Conlogue: “Whether you’re out catching waves or you paddle out and sit in the ocean on your board, looking at the horizon, there’s something about surfing that grounds you and gets you where you need to be. I lose heats and I go surfing to wash it off. There’s no sport where you lose and you want to do more of it to deal with the stress.

“It’s a really good way to share a sport with your friends too – whether you’re great or not.”

That last point matters. Surfing can look intimidating from the sand, particularly when populated by people who seem to have been born with sea legs and inconveniently good hair. But at its best, it is communal. You do not have to be brilliant to feel the benefit. You just have to be willing to look mildly ridiculous for a while.

Beginner Surfing Tips For Women

Surfer girl on surfboard have a fun before surfing
Being in the ocean can wash away stress (iStock/PA)

For women considering surfing as a new fitness habit, the message from Peterson is refreshingly sensible: start where you belong, not where your ego would like to be seen.

Peterson: “I would just stay stick with it, enjoy it and go to a beach that’s meant for beginners. Don’t go to an advanced surf spot straight away, because you’ll probably feel out of your depth.
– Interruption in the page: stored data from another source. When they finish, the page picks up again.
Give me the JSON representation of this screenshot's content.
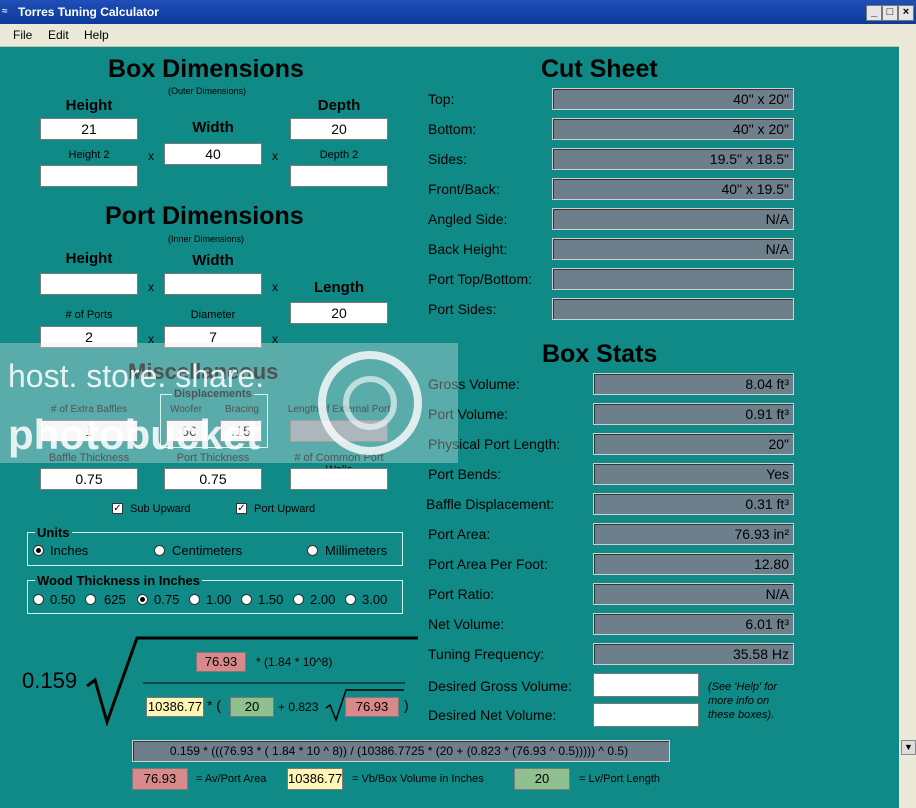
{
  "window": {
    "title": "Torres Tuning Calculator"
  },
  "menu": {
    "items": [
      "File",
      "Edit",
      "Help"
    ]
  },
  "box_dimensions": {
    "title": "Box Dimensions",
    "subtitle": "(Outer Dimensions)",
    "height_label": "Height",
    "width_label": "Width",
    "depth_label": "Depth",
    "height_value": "21",
    "width_value": "40",
    "depth_value": "20",
    "height2_label": "Height 2",
    "depth2_label": "Depth 2",
    "x": "x"
  },
  "port_dimensions": {
    "title": "Port Dimensions",
    "subtitle": "(Inner Dimensions)",
    "height_label": "Height",
    "width_label": "Width",
    "length_label": "Length",
    "length_value": "20",
    "ports_label": "# of Ports",
    "diameter_label": "Diameter",
    "ports_value": "2",
    "diameter_value": "7"
  },
  "misc": {
    "title": "Miscellaneous",
    "extra_baffles_label": "# of Extra Baffles",
    "extra_baffles_value": "1",
    "displacements_label": "Displacements",
    "woofer_label": "Woofer",
    "bracing_label": "Bracing",
    "woofer_value": ".66",
    "bracing_value": ".15",
    "ext_port_label": "Length of External Port",
    "baffle_thickness_label": "Baffle Thickness",
    "port_thickness_label": "Port Thickness",
    "common_port_walls_label": "# of Common Port Walls",
    "baffle_thickness_value": "0.75",
    "port_thickness_value": "0.75",
    "sub_upward_label": "Sub Upward",
    "port_upward_label": "Port Upward"
  },
  "units": {
    "title": "Units",
    "options": [
      "Inches",
      "Centimeters",
      "Millimeters"
    ],
    "selected": "Inches"
  },
  "wood": {
    "title": "Wood Thickness in Inches",
    "options": [
      "0.50",
      "625",
      "0.75",
      "1.00",
      "1.50",
      "2.00",
      "3.00"
    ],
    "selected": "0.75"
  },
  "cut_sheet": {
    "title": "Cut Sheet",
    "rows": [
      {
        "label": "Top:",
        "value": "40\" x 20\""
      },
      {
        "label": "Bottom:",
        "value": "40\" x 20\""
      },
      {
        "label": "Sides:",
        "value": "19.5\" x 18.5\""
      },
      {
        "label": "Front/Back:",
        "value": "40\" x 19.5\""
      },
      {
        "label": "Angled Side:",
        "value": "N/A"
      },
      {
        "label": "Back Height:",
        "value": "N/A"
      },
      {
        "label": "Port Top/Bottom:",
        "value": ""
      },
      {
        "label": "Port Sides:",
        "value": ""
      }
    ]
  },
  "box_stats": {
    "title": "Box Stats",
    "rows": [
      {
        "label": "Gross Volume:",
        "value": "8.04 ft³"
      },
      {
        "label": "Port Volume:",
        "value": "0.91 ft³"
      },
      {
        "label": "Physical Port Length:",
        "value": "20\""
      },
      {
        "label": "Port Bends:",
        "value": "Yes"
      },
      {
        "label": "Baffle Displacement:",
        "value": "0.31 ft³"
      },
      {
        "label": "Port Area:",
        "value": "76.93 in²"
      },
      {
        "label": "Port Area Per Foot:",
        "value": "12.80"
      },
      {
        "label": "Port Ratio:",
        "value": "N/A"
      },
      {
        "label": "Net Volume:",
        "value": "6.01 ft³"
      },
      {
        "label": "Tuning Frequency:",
        "value": "35.58 Hz"
      }
    ],
    "desired_gross_label": "Desired Gross Volume:",
    "desired_net_label": "Desired Net Volume:",
    "help_note": "(See 'Help' for more info on these boxes)."
  },
  "formula": {
    "coef": "0.159",
    "av": "76.93",
    "num_tail": "* (1.84 * 10^8)",
    "vb": "10386.77",
    "star_paren": "* (",
    "lv": "20",
    "plus": "+ 0.823",
    "av2": "76.93",
    "close": ")",
    "expr": "0.159 * (((76.93 * ( 1.84 * 10 ^ 8)) / (10386.7725 * (20 + (0.823 * (76.93 ^ 0.5))))) ^ 0.5)",
    "legend_av": "76.93",
    "legend_av_label": "= Av/Port Area",
    "legend_vb": "10386.77",
    "legend_vb_label": "= Vb/Box Volume in Inches",
    "legend_lv": "20",
    "legend_lv_label": "= Lv/Port Length"
  },
  "watermark": {
    "text": "host. store. share.",
    "brand": "photobucket"
  }
}
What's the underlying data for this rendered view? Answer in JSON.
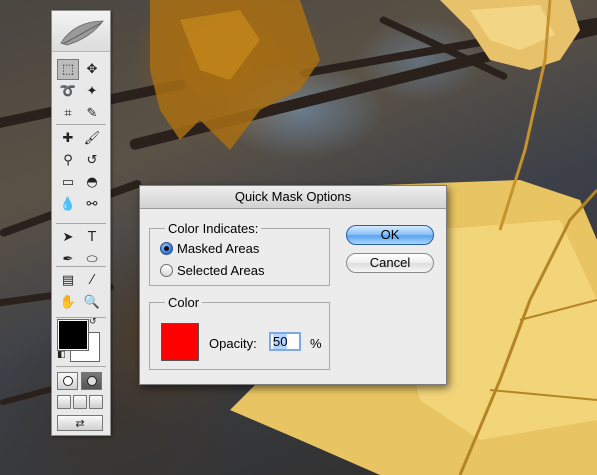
{
  "dialog": {
    "title": "Quick Mask Options",
    "color_indicates": {
      "label": "Color Indicates:",
      "options": [
        {
          "label": "Masked Areas",
          "selected": true
        },
        {
          "label": "Selected Areas",
          "selected": false
        }
      ]
    },
    "color_group": {
      "label": "Color",
      "swatch_color": "#ff0000",
      "opacity_label": "Opacity:",
      "opacity_value": "50",
      "opacity_unit": "%"
    },
    "ok_label": "OK",
    "cancel_label": "Cancel"
  },
  "toolbox": {
    "tools": [
      {
        "name": "rectangular-marquee-icon",
        "glyph": "⬚",
        "selected": true
      },
      {
        "name": "move-icon",
        "glyph": "✥"
      },
      {
        "name": "lasso-icon",
        "glyph": "➰"
      },
      {
        "name": "magic-wand-icon",
        "glyph": "✦"
      },
      {
        "name": "crop-icon",
        "glyph": "⌗"
      },
      {
        "name": "slice-icon",
        "glyph": "✎"
      },
      {
        "name": "healing-brush-icon",
        "glyph": "✚"
      },
      {
        "name": "brush-icon",
        "glyph": "🖌"
      },
      {
        "name": "clone-stamp-icon",
        "glyph": "⚲"
      },
      {
        "name": "history-brush-icon",
        "glyph": "↺"
      },
      {
        "name": "eraser-icon",
        "glyph": "▭"
      },
      {
        "name": "paint-bucket-icon",
        "glyph": "◓"
      },
      {
        "name": "blur-icon",
        "glyph": "💧"
      },
      {
        "name": "dodge-icon",
        "glyph": "⚯"
      },
      {
        "name": "path-selection-icon",
        "glyph": "➤"
      },
      {
        "name": "type-icon",
        "glyph": "T"
      },
      {
        "name": "pen-icon",
        "glyph": "✒"
      },
      {
        "name": "shape-icon",
        "glyph": "⬭"
      },
      {
        "name": "notes-icon",
        "glyph": "▤"
      },
      {
        "name": "eyedropper-icon",
        "glyph": "⁄"
      },
      {
        "name": "hand-icon",
        "glyph": "✋"
      },
      {
        "name": "zoom-icon",
        "glyph": "🔍"
      }
    ],
    "foreground_color": "#000000",
    "background_color": "#ffffff",
    "swap_glyph": "↺",
    "default_glyph": "◧",
    "quick_mask_mode": true
  }
}
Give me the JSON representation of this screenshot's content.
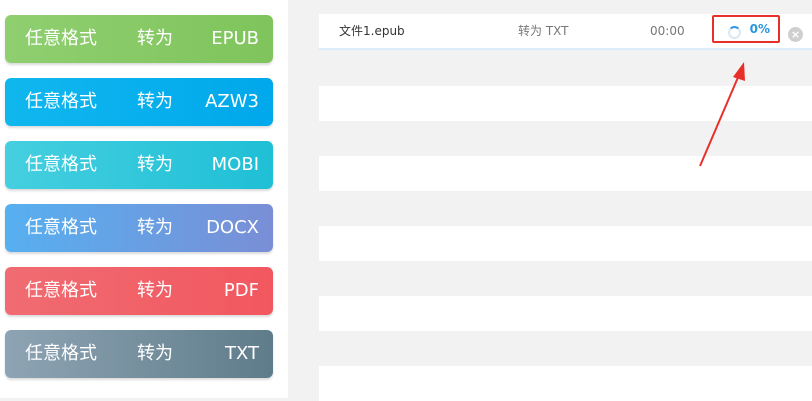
{
  "converters": [
    {
      "from": "任意格式",
      "to": "转为",
      "format": "EPUB"
    },
    {
      "from": "任意格式",
      "to": "转为",
      "format": "AZW3"
    },
    {
      "from": "任意格式",
      "to": "转为",
      "format": "MOBI"
    },
    {
      "from": "任意格式",
      "to": "转为",
      "format": "DOCX"
    },
    {
      "from": "任意格式",
      "to": "转为",
      "format": "PDF"
    },
    {
      "from": "任意格式",
      "to": "转为",
      "format": "TXT"
    }
  ],
  "files": [
    {
      "name": "文件1.epub",
      "target": "转为 TXT",
      "time": "00:00",
      "progress_text": "0%",
      "progress_value": 0
    }
  ],
  "colors": {
    "highlight": "#e8302a",
    "progress": "#2a95e0"
  },
  "icons": {
    "spinner": "loading-spinner-icon",
    "remove": "close-circle-icon"
  }
}
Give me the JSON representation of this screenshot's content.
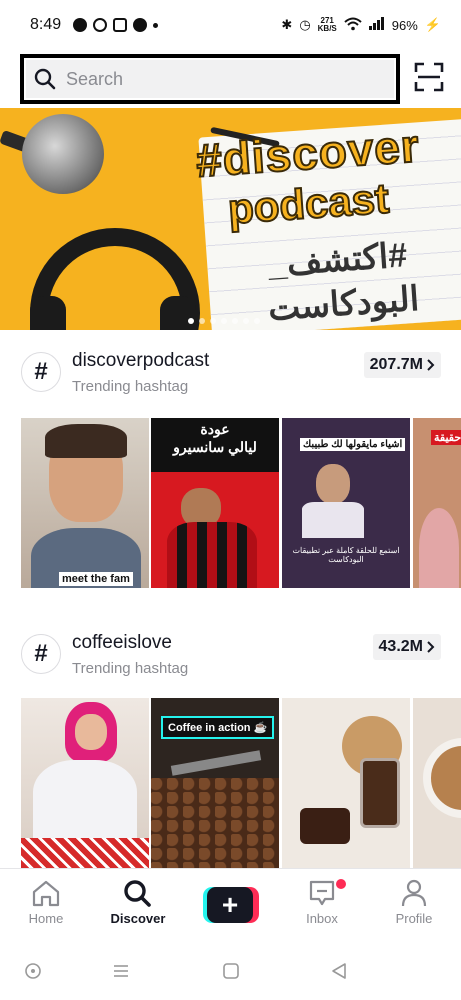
{
  "status_bar": {
    "time": "8:49",
    "network_speed_value": "271",
    "network_speed_unit": "KB/S",
    "battery": "96%"
  },
  "search": {
    "placeholder": "Search"
  },
  "sections": [
    {
      "hashtag": "discoverpodcast",
      "subtitle": "Trending hashtag",
      "count": "207.7M",
      "thumb_texts": {
        "t1": "meet the fam",
        "t2_line1": "عودة",
        "t2_line2": "ليالي سانسيرو",
        "t3_top": "اشياء مايقولها لك طبيبك",
        "t3_bottom": "استمع للحلقة كاملة عبر تطبيقات البودكاست",
        "t4": "حقيقة"
      }
    },
    {
      "hashtag": "coffeeislove",
      "subtitle": "Trending hashtag",
      "count": "43.2M",
      "thumb_texts": {
        "t2": "Coffee in action ☕"
      }
    }
  ],
  "banner": {
    "line1": "#discover",
    "line2": "podcast",
    "line3": "#اكتشف_",
    "line4": "البودكاست"
  },
  "nav": {
    "home": "Home",
    "discover": "Discover",
    "create": "+",
    "inbox": "Inbox",
    "profile": "Profile"
  },
  "colors": {
    "accent_red": "#fe2c55",
    "accent_cyan": "#25f4ee",
    "text": "#161823",
    "muted": "#8a8b91"
  }
}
“I think surfing is really hard in the beginning. When people start a little later, it takes time and you have to be willing to fail a lot, and you might get discouraged. But there’s a moment where it suddenly will click. Once it clicks, you’ve got it.”

That is probably the most useful advice in the whole conversation. Choose the right beach. Learn in manageable conditions. Accept the early failures. Take instruction if you can. Do not confuse courage with poor judgment. The ocean has no interest in your personal brand.

Why Surfing Keeps Pulling People Back

Surfing sits in a rare corner of sport. It can be competitive, spiritual, social, technical, exhausting and oddly restorative, sometimes during the same hour. It asks plenty from the body, but it gives something back to the mind.

For Peterson, progress comes from water time. For Conlogue, it is a whole-life practice: hiking, paddling, lifting, surfing, recovering and returning. For beginners, the first goal is simpler. Get in safely. Keep trying. Laugh when necessary, which will be often.

The reward is not just the first clean ride, though that will stay with you. It is the discovery that fitness does not have to happen under fluorescent lights, counted in joyless repetitions.

Sometimes it comes wrapped in salt, fear, sunlight and a wave that lets you borrow its energy for a few glorious seconds before dumping you like an unpaid bar tab.